Thursday, February 14, 2013

Service Analysis #3

I only spent 2 and a half hours with a class of 8th grade boys at the Guildford School and I already know every Monday is going to be new and great experience. I love kids and I don’t think there is any better service for me than Acts4Youth. There are a couple things that the teacher reinforces over and over again in the classroom. He may ask, “How are we displaying self control?” or “Where is our respect level at this moment?”. These periodic questions place a reminder in the boys’ mind and regroups them when necessary.
            “Suburban”  written by John Ciardi puts into action what Acts4Youth aims for. The speaker’s dog is accused of going  to the bathroom in the neighbors flowers. Instead of losing control and starting a fight, the speaker simply goes over a removes the poop. He asks himself, “Why lose out on organic gold for a wise crack?” This phrase goes hand in hand with “Is it really worth it?” Is whatever you are about to do, whether it be skipping an assignment, saying something crude, or committing a crime. Throughout the poem all I heard echoing in my mind was “How are we displaying self control?” The speaker does an incredible job at holding back and taking one for the team. He also gets a reward in the end and it is truly a win-win situation. Acts4Youth helps enforce the thought that there is reward in taking a second to think about ones actions and revaluate and this poem is an excellent paradigm for the kids.

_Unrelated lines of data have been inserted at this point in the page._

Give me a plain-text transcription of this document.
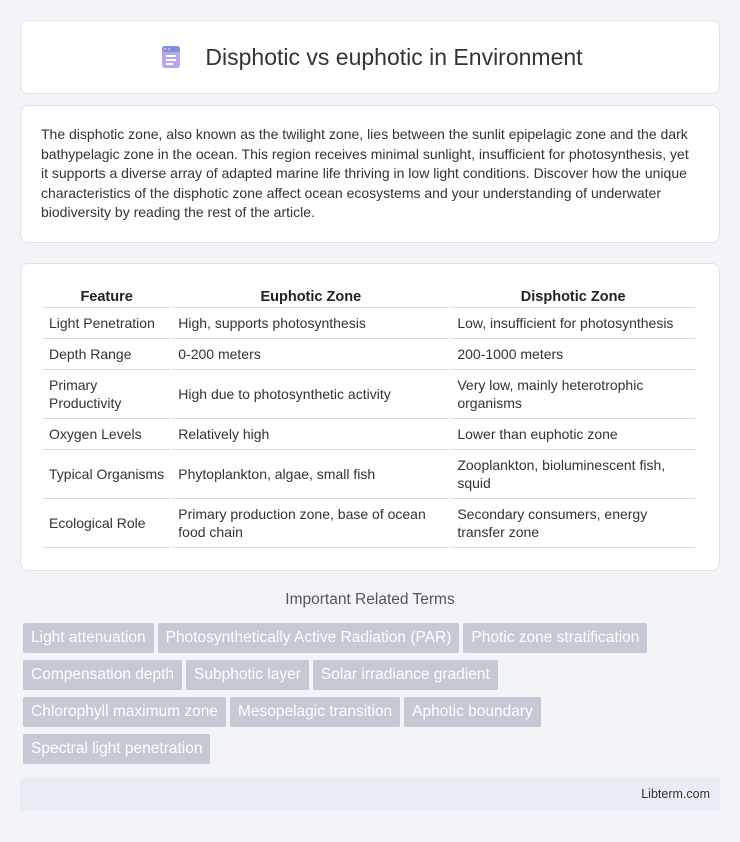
Disphotic vs euphotic in Environment

The disphotic zone, also known as the twilight zone, lies between the sunlit epipelagic zone and the dark bathypelagic zone in the ocean. This region receives minimal sunlight, insufficient for photosynthesis, yet it supports a diverse array of adapted marine life thriving in low light conditions. Discover how the unique characteristics of the disphotic zone affect ocean ecosystems and your understanding of underwater biodiversity by reading the rest of the article.

Feature	Euphotic Zone	Disphotic Zone
Light Penetration	High, supports photosynthesis	Low, insufficient for photosynthesis
Depth Range	0-200 meters	200-1000 meters
Primary Productivity	High due to photosynthetic activity	Very low, mainly heterotrophic organisms
Oxygen Levels	Relatively high	Lower than euphotic zone
Typical Organisms	Phytoplankton, algae, small fish	Zooplankton, bioluminescent fish, squid
Ecological Role	Primary production zone, base of ocean food chain	Secondary consumers, energy transfer zone
Important Related Terms
Light attenuation Photosynthetically Active Radiation (PAR) Photic zone stratification
Compensation depth Subphotic layer Solar irradiance gradient
Chlorophyll maximum zone Mesopelagic transition Aphotic boundary
Spectral light penetration
Libterm.com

            Thomas Lynch’s poem, “Liberty”, has a different relationship to the kids in the Acts4Youth program. In my opinion, “Liberty” represents what the kids  think of themselves at this point. Some act as though they are on top of the world and rules don’t pertain to them. In the poem, the man peers wherever he wants as an act of freedom. He says, “some nights I go out and piss on the front lawn as a form of freedom”. This is unfortunately the mindset of the boys in the program. I will not deny that a sense of freedom is important but there is a line that should be drawn. At Acts4Youth, we are there to bring attention the line between what they can do and what they should do. As I sit next to one of rather “rowdy” boys, Jacqez, I question him as to why he is making these loud noises or yelling across the classroom. He’ll stop for a second, and then start up again. Almost as a slap in the face, saying that I cant do anything to stop him, he can do whatever he wants-freedom.
            One very important factor of Acts4Youth is that we are on their side and there to help them. The guidance counselor, teachers, and volunteers are not there to hurt them in any way. In “The Cask of Amontillado”, Edgar Allen Poe writes about being  stabbed in the back. Fortunato does not realize that the man is leading him to his death. The people at the program are leading the boys to the bright side, avoiding, at all cost, the dark side. Their aim is to shape the boys to be the best they can and eventually help them graduate high school, go to college, and get a job. The boys must be reminded that although the teachers are forcing them to do think about their actions and behave, they are the good guys. Sometimes it is hard to differentiate between who is there to help and who will just end up hurting you in the future. Unfortunately, Fortunato did not realize early enough and he kept pushing himself, ending in his death. It is not too late for the boys at the Guilford school and I honestly hope they realize we’re on their side.